For commodity traders, insurers, shippers, and particularly those in the petrochemical sector, the prize is big.
Of the $7 billion estimate, the US administration says that Iran could yield $1.5 billion in revenue from selling metals, cars and petrochemicals during the window.
Excited about access
Given the scale of Iranian chemicals production, many are excited about the possibility of easier access to the country's plastics and chemicals output.
With capacity of over 7 million mt of ethylene (see table)
, it has a little under 5% of global installed nameplate capacity and is the second largest producer and exporter of petrochemicals in the Middle East, after Saudi Arabia.
In recent years it has been a major player on the global stage in polyethylene and methanol, exporting almost a 1 million mt and 1.5 million mt respectively.
Fueled by cheap ethane, its 11 steam crackers give Iran the potential to be a key global force with the capacity to export either east or west.
In a normal political environment, Iran would play a major part in setting prices for plastic products such as polyester and bottles and solvents such as paints and cleaning products.
But sanctions have bitten hard, particularly by choking off access to technology, catalysts, cheap shipping and insurance.
In 2010, the EU imported petrochemical products from Iran worth over $1 billion.

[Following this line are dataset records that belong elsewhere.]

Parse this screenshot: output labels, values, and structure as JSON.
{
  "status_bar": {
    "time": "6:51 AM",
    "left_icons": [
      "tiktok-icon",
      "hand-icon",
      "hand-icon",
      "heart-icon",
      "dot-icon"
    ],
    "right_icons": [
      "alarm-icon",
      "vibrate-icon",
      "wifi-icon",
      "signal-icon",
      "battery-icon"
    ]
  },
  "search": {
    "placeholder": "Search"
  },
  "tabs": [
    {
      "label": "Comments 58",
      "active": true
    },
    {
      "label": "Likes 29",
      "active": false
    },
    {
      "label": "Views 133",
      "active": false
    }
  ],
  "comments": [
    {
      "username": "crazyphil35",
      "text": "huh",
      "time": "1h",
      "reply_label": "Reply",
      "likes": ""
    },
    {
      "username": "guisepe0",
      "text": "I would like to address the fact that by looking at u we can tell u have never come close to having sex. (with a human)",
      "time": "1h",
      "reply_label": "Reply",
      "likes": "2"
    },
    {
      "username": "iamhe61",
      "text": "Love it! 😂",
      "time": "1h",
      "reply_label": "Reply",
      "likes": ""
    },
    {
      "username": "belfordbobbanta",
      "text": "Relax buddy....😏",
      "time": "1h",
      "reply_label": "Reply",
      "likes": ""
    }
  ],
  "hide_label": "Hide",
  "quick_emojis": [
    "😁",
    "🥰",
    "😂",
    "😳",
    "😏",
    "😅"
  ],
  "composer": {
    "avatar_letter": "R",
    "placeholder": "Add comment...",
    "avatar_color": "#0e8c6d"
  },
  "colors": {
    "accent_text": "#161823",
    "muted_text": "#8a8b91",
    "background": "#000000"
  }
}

Now it's dropped to about $50 million.
While Iranian officials have in the past been keen to play down the impact of sanctions, one official with Iran's state-owned National Petrochemical Company told Platts in February that now the country can import catalysts it would start to ramp up production.
"We will need another month before products from Iran are offered in good volumes into the international markets."
Increase in global supply
So how much will be coming?
Adrian del Maestro, an analyst and director at consultants Booz & Company, said if ethylene utilization rates were raised to 90%, it could mean about 1.2 million additional mt on the market. That's equivalent to around 1% of global annual demand.
And it is not just volumes that could increase for Iranian sellers. Somewhat counter-intuitively perhaps, prices of Iranian product could rise as it is more easily traded.
To maintain product flows and to prop up its petrodollar economy, Iran has had to offer petrochemical products at below market value to encourage buyers outside of sanction-hit countries. That could change with the thawing of relations.
"Any impact will be [revenue] positive, because anything that made its way out was done through aggressive pricing and undercutting, so the market should become far more rational," says Hassan Ahmed, co-founder of Alembic Global Advisors.
Most observers, including distributors of Iranian product, expect that product to head to Asia with Iran keeping an eye on possible arbitrage opportunities to Europe.
According to a February report by Iran Customs Administration, most Iranian petrochemical exports last year headed to China, Iraq, the UAE, India and Afghanistan, with Chinese customs data revealing that its imports of all grades of polyethylene from Iran doubled (see chart) over the same period.
In addition, Turkey imports large quantities of polymers from Iran (see chart), and Iranian suppliers expect demand for its products to increase globally.
"We have had approaches from end-users and European traders -- they are ready to do business," said a source at Petrochemical Commercial Company, Iran's largest supplier of petrochemical products to the international markets.